Updated on 2023-12-29 GMT+08:00

Preparing Data

ModelArts uses OBS to store data, and backs up and takes snapshots for models, achieving secure, reliable storage at low costs.

OBS

OBS provides stable, secure, and efficient cloud storage service that lets you store virtually any volume of unstructured data in any format. Bucket and objects are basic concepts in OBS. A bucket is a container for storing objects in OBS. Each bucket is specific to a region and has specific storage class and access permissions. A bucket is accessible through its domain name over the Internet. An object is the basic unit of data storage in OBS.

OBS is a data storage center for ModelArts. All the input data, output data, and cache data during AI development can be stored in OBS buckets for reading.
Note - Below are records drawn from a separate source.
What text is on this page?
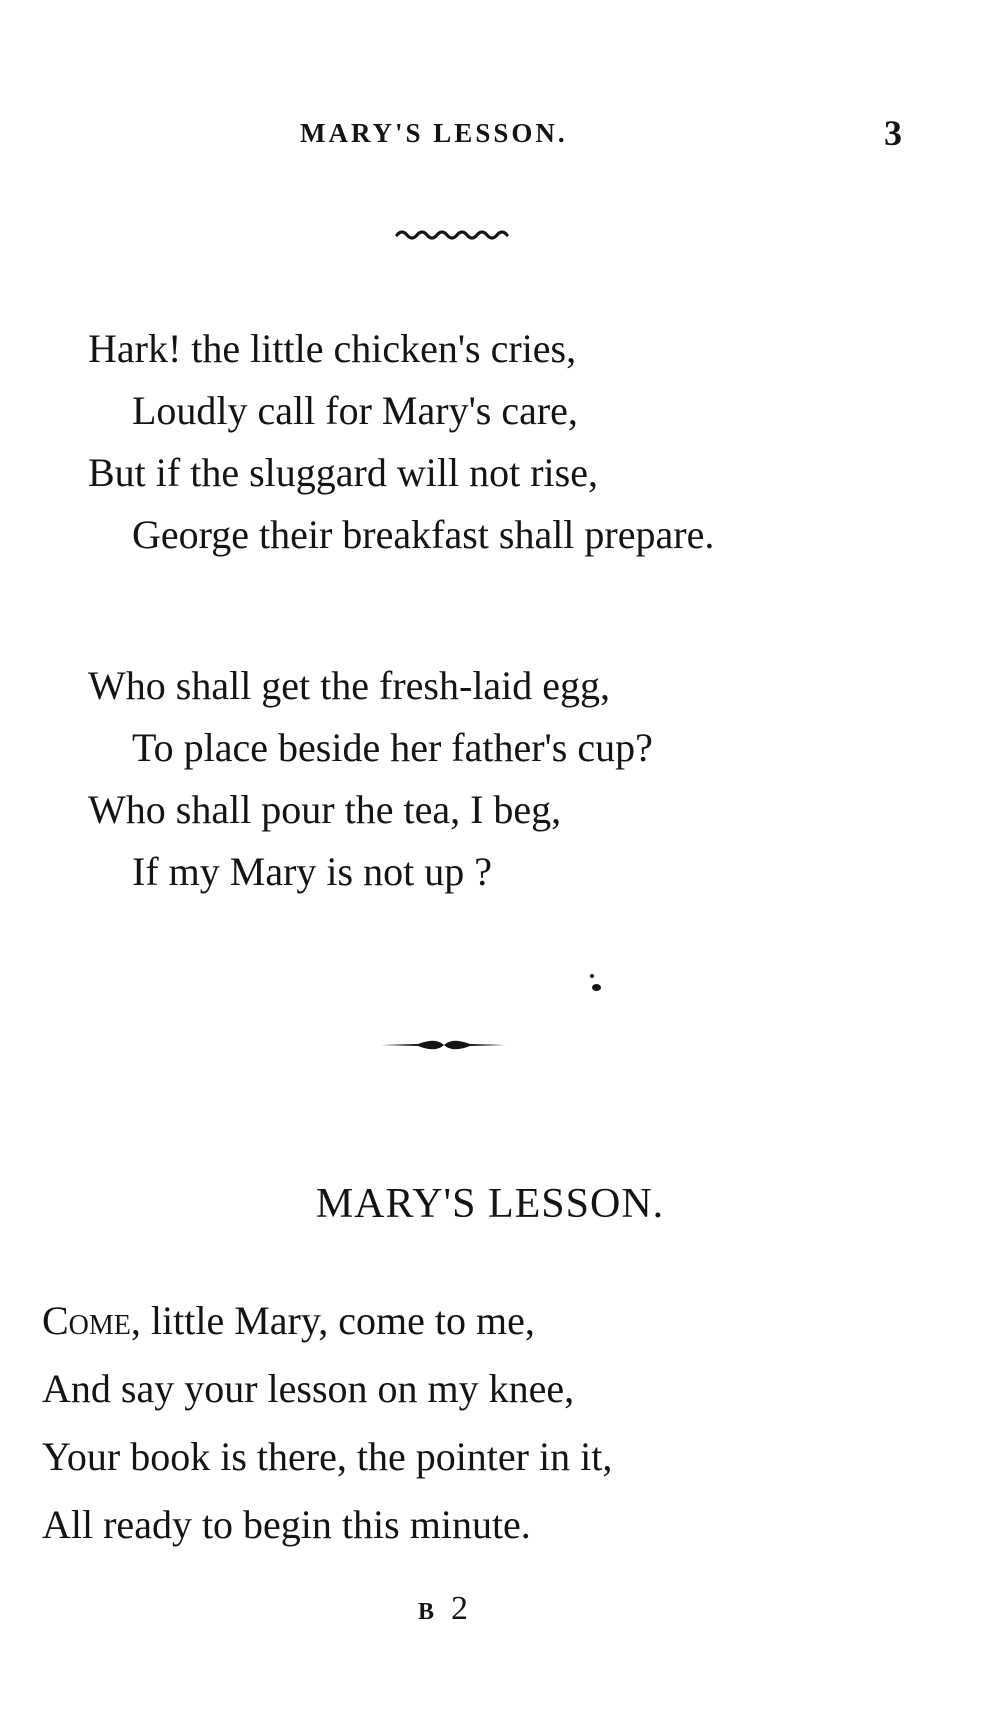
MARY'S LESSON.	3
Hark! the little chicken's cries,
Loudly call for Mary's care,
But if the sluggard will not rise,
George their breakfast shall prepare.
Who shall get the fresh-laid egg,
To place beside her father's cup?
Who shall pour the tea, I beg,
If my Mary is not up ?
MARY'S LESSON.
Come, little Mary, come to me,
And say your lesson on my knee,
Your book is there, the pointer in it,
All ready to begin this minute.
B 2
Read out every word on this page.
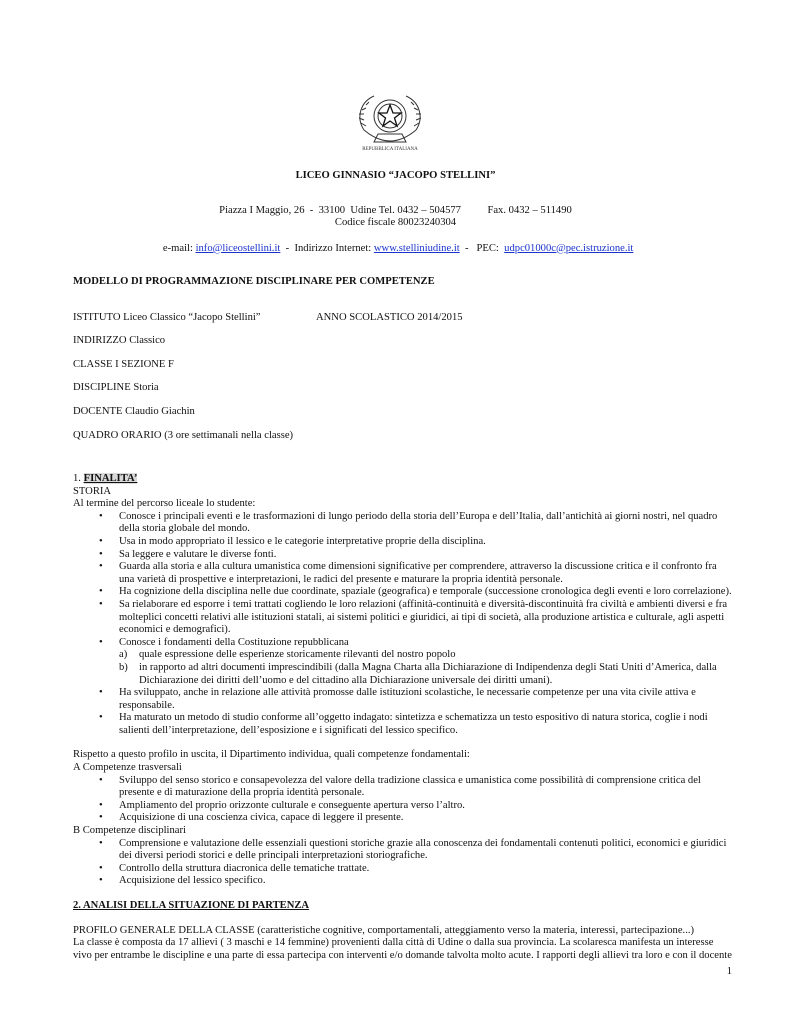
REPUBBLICA ITALIANA
LICEO GINNASIO “JACOPO STELLINI”
Piazza I Maggio, 26  -  33100  Udine Tel. 0432 – 504577          Fax. 0432 – 511490
Codice fiscale 80023240304

e-mail: info@liceostellini.it  -  Indirizzo Internet: www.stelliniudine.it  -   PEC:  udpc01000c@pec.istruzione.it

MODELLO DI PROGRAMMAZIONE DISCIPLINARE PER COMPETENZE
ISTITUTO Liceo Classico “Jacopo Stellini”	ANNO SCOLASTICO 2014/2015
INDIRIZZO Classico
CLASSE I SEZIONE F
DISCIPLINE Storia
DOCENTE Claudio Giachin
QUADRO ORARIO (3 ore settimanali nella classe)

1. FINALITA’

STORIA

Al termine del percorso liceale lo studente:

• Conosce i principali eventi e le trasformazioni di lungo periodo della storia dell’Europa e dell’Italia, dall’antichità ai giorni nostri, nel quadro della storia globale del mondo.
• Usa in modo appropriato il lessico e le categorie interpretative proprie della disciplina.
• Sa leggere e valutare le diverse fonti.
• Guarda alla storia e alla cultura umanistica come dimensioni significative per comprendere, attraverso la discussione critica e il confronto fra una varietà di prospettive e interpretazioni, le radici del presente e maturare la propria identità personale.
• Ha cognizione della disciplina nelle due coordinate, spaziale (geografica) e temporale (successione cronologica degli eventi e loro correlazione).
• Sa rielaborare ed esporre i temi trattati cogliendo le loro relazioni (affinità-continuità e diversità-discontinuità fra civiltà e ambienti diversi e fra molteplici concetti relativi alle istituzioni statali, ai sistemi politici e giuridici, ai tipi di società, alla produzione artistica e culturale, agli aspetti economici e demografici).
• Conosce i fondamenti della Costituzione repubblicana
a) quale espressione delle esperienze storicamente rilevanti del nostro popolo
b) in rapporto ad altri documenti imprescindibili (dalla Magna Charta alla Dichiarazione di Indipendenza degli Stati Uniti d’America, dalla Dichiarazione dei diritti dell’uomo e del cittadino alla Dichiarazione universale dei diritti umani).
• Ha sviluppato, anche in relazione alle attività promosse dalle istituzioni scolastiche, le necessarie competenze per una vita civile attiva e responsabile.
• Ha maturato un metodo di studio conforme all’oggetto indagato: sintetizza e schematizza un testo espositivo di natura storica, coglie i nodi salienti dell’interpretazione, dell’esposizione e i significati del lessico specifico.

Rispetto a questo profilo in uscita, il Dipartimento individua, quali competenze fondamentali:

A Competenze trasversali

• Sviluppo del senso storico e consapevolezza del valore della tradizione classica e umanistica come possibilità di comprensione critica del presente e di maturazione della propria identità personale.
• Ampliamento del proprio orizzonte culturale e conseguente apertura verso l’altro.
• Acquisizione di una coscienza civica, capace di leggere il presente.

B Competenze disciplinari

• Comprensione e valutazione delle essenziali questioni storiche grazie alla conoscenza dei fondamentali contenuti politici, economici e giuridici dei diversi periodi storici e delle principali interpretazioni storiografiche.
• Controllo della struttura diacronica delle tematiche trattate.
• Acquisizione del lessico specifico.

2. ANALISI DELLA SITUAZIONE DI PARTENZA

PROFILO GENERALE DELLA CLASSE (caratteristiche cognitive, comportamentali, atteggiamento verso la materia, interessi, partecipazione...)

La classe è composta da 17 allievi ( 3 maschi e 14 femmine) provenienti dalla città di Udine o dalla sua provincia. La scolaresca manifesta un interesse vivo per entrambe le discipline e una parte di essa partecipa con interventi e/o domande talvolta molto acute. I rapporti degli allievi tra loro e con il docente

1
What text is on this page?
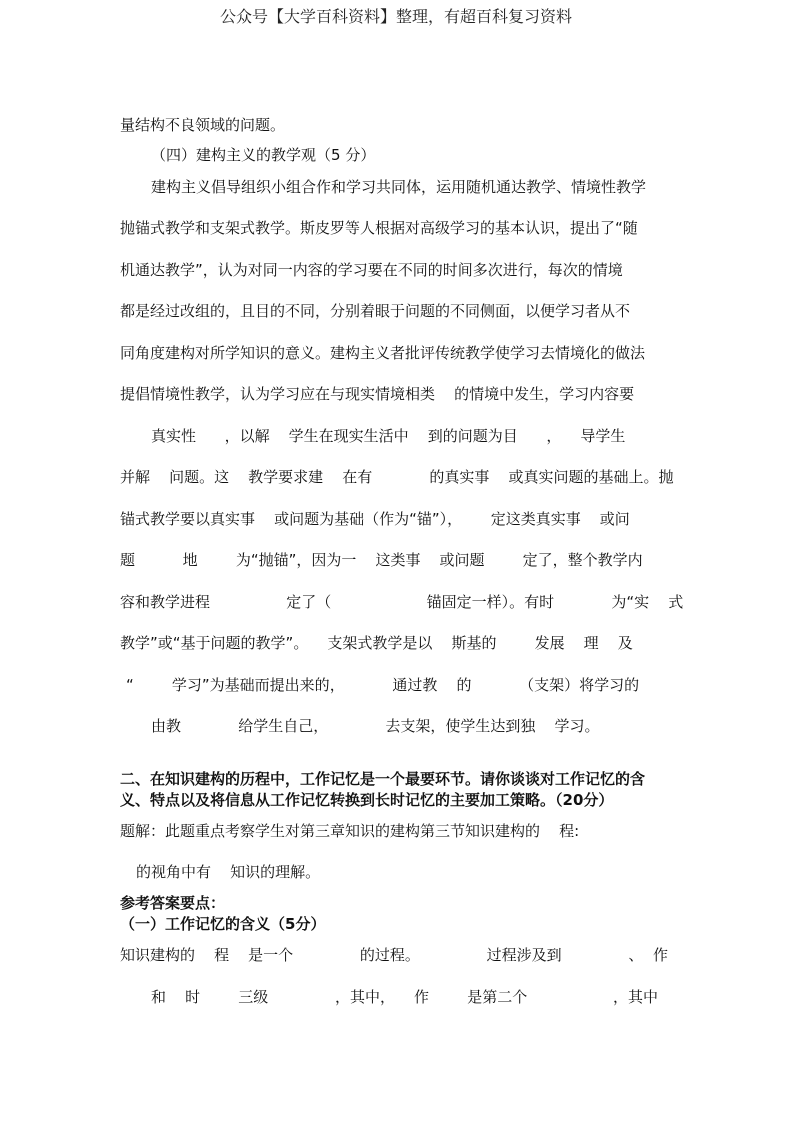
公众号【大学百科资料】整理，有超百科复习资料
量结构不良领域的问题。
（四）建构主义的教学观（5 分）
建构主义倡导组织小组合作和学习共同体，运用随机通达教学、情境性教学
抛锚式教学和支架式教学。斯皮罗等人根据对高级学习的基本认识，提出了“随
机通达教学”，认为对同一内容的学习要在不同的时间多次进行，每次的情境
都是经过改组的，且目的不同，分别着眼于问题的不同侧面，以便学习者从不
同角度建构对所学知识的意义。建构主义者批评传统教学使学习去情境化的做法
提倡情境性教学，认为学习应在与现实情境相类    的情境中发生，学习内容要
真实性      ，以解    学生在现实生活中    到的问题为目      ，    导学生
并解    问题。这    教学要求建    在有            的真实事    或真实问题的基础上。抛
锚式教学要以真实事    或问题为基础（作为“锚”），      定这类真实事    或问
题          地        为“抛锚”，因为一    这类事    或问题        定了，整个教学内
容和教学进程                定了（                    锚固定一样）。有时            为“实    式
教学”或“基于问题的教学”。    支架式教学是以    斯基的        发展    理    及
“        学习”为基础而提出来的，          通过教    的          （支架）将学习的
由教            给学生自己，            去支架，使学生达到独    学习。
二、在知识建构的历程中，工作记忆是一个最要环节。请你谈谈对工作记忆的含
义、特点以及将信息从工作记忆转换到长时记忆的主要加工策略。（20分）
题解：此题重点考察学生对第三章知识的建构第三节知识建构的    程:
的视角中有    知识的理解。
参考答案要点：
（一）工作记忆的含义（5分）
知识建构的    程    是一个              的过程。              过程涉及到              、  作
和    时        三级              ，其中，    作        是第二个                  ，其中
Before using ModelArts, create an OBS bucket and folders for storing data.

Figure 1 OBS

Obtaining Training Data

Use either of the following methods to obtain ModelArts training data:

  • Datasets stored in OBS buckets

    After labeling and preprocessing your dataset, upload it to an OBS bucket. When you create a training job, set Input to the path of the OBS bucket where the training data is stored.

  • Datasets in data management

    If your dataset has not labeled or requires preprocessing, import it to ModelArts data management for data preprocessing.

ModelArts data management is being upgraded and is invisible to users who have not used data management. It is recommended that new users store their training data in OBS buckets.

Figure 2 Preparing data